The other thing that the people who study this stuff have found is that while they are looking for the “big Bang” that started it all, mostly they are looking for the echo of it.  A sound, written as a math equation, “seen” by a telescope and that shows up on a monitor as a wave of light.  A sound that is a pattern.  It is sometimes quiet and often very difficult to find.  Perhaps you have forgotten, but the discovery of Hawaii was because a flotilla of ships was sent into the Pacific to get to Tahiti, to measure the time it took for the planet Venus to move across the sky. On the way, Captain Cook found Hawaii.  Because of an astronomer wanting to know more. We need to take the trouble to know more about the friends we have and the ones we will make and possibly, to then let them know us better.  To discover.  To listen.  To see.  There are stars out there, if we will look.  Past the patterns that we know.  Past the noise of the local lights in town.  To get into the dark to see the lights of the stars that we have been missing.

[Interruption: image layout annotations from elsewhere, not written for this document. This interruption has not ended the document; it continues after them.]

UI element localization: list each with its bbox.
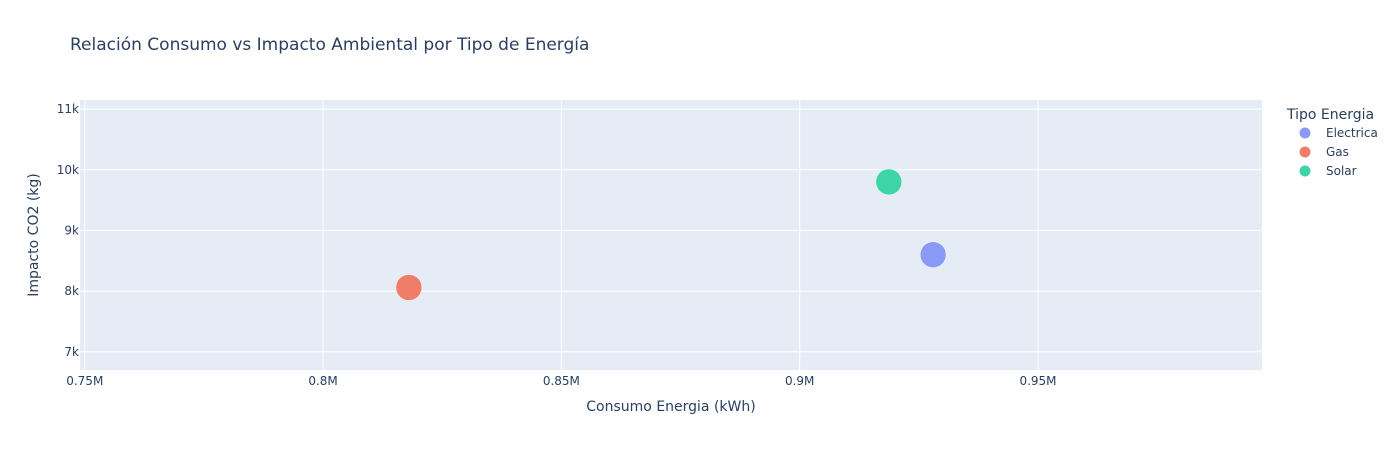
y-axis-ticks: 7k 8k 9k 10k 11k <box>57 102 79 359</box>
data-point-electrica[interactable] <box>919 241 947 268</box>
legend-marker-solar <box>1299 165 1311 177</box>
data-point-solar[interactable] <box>875 168 903 196</box>
x-tick-label: 0.9M <box>785 374 814 388</box>
legend-label-gas: Gas <box>1326 145 1349 159</box>
chart-title: Relación Consumo vs Impacto Ambiental po… <box>70 35 589 55</box>
x-tick-label: 0.75M <box>66 374 103 388</box>
data-points[interactable] <box>395 168 947 301</box>
x-tick-label: 0.85M <box>543 374 580 388</box>
legend-label-electrica: Electrica <box>1326 126 1378 140</box>
gridlines <box>80 100 1262 370</box>
y-tick-label: 7k <box>64 345 79 359</box>
legend-marker-gas <box>1299 146 1311 158</box>
y-tick-label: 10k <box>57 163 79 177</box>
y-tick-label: 9k <box>64 223 79 237</box>
legend-title: Tipo Energia <box>1286 107 1374 123</box>
x-tick-label: 0.8M <box>308 374 337 388</box>
y-tick-label: 8k <box>64 284 79 298</box>
plot-area <box>80 100 1262 370</box>
legend-marker-electrica <box>1299 127 1311 139</box>
x-axis-title: Consumo Energia (kWh) <box>586 399 755 415</box>
y-axis-title: Impacto CO2 (kg) <box>26 173 42 297</box>
legend-label-solar: Solar <box>1326 164 1357 178</box>
legend: Tipo Energia Electrica Gas Solar <box>1286 107 1378 178</box>
x-axis-ticks: 0.75M 0.8M 0.85M 0.9M 0.95M <box>66 374 1056 388</box>
x-tick-label: 0.95M <box>1019 374 1056 388</box>
data-point-gas[interactable] <box>395 274 423 301</box>
y-tick-label: 11k <box>57 102 79 116</box>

This takes work.  It is a journey of discovery, and at times it is dangerous.  You may find things that you didn’t want to know.  That may hurt you.  Captain Cook sailed on the ship Endeavor.  It is a worthy name for our journey as well.  To Endeavor to know you better.  To venture into the unknown.  He named the island chain the Sandwich Isles, in honor of the Earl of Sandwich John Montague, the one that sponsored his trip.  We call new disciples Christians, in honor of the one who sent us, Christ.  It is a pattern, and we do this… too.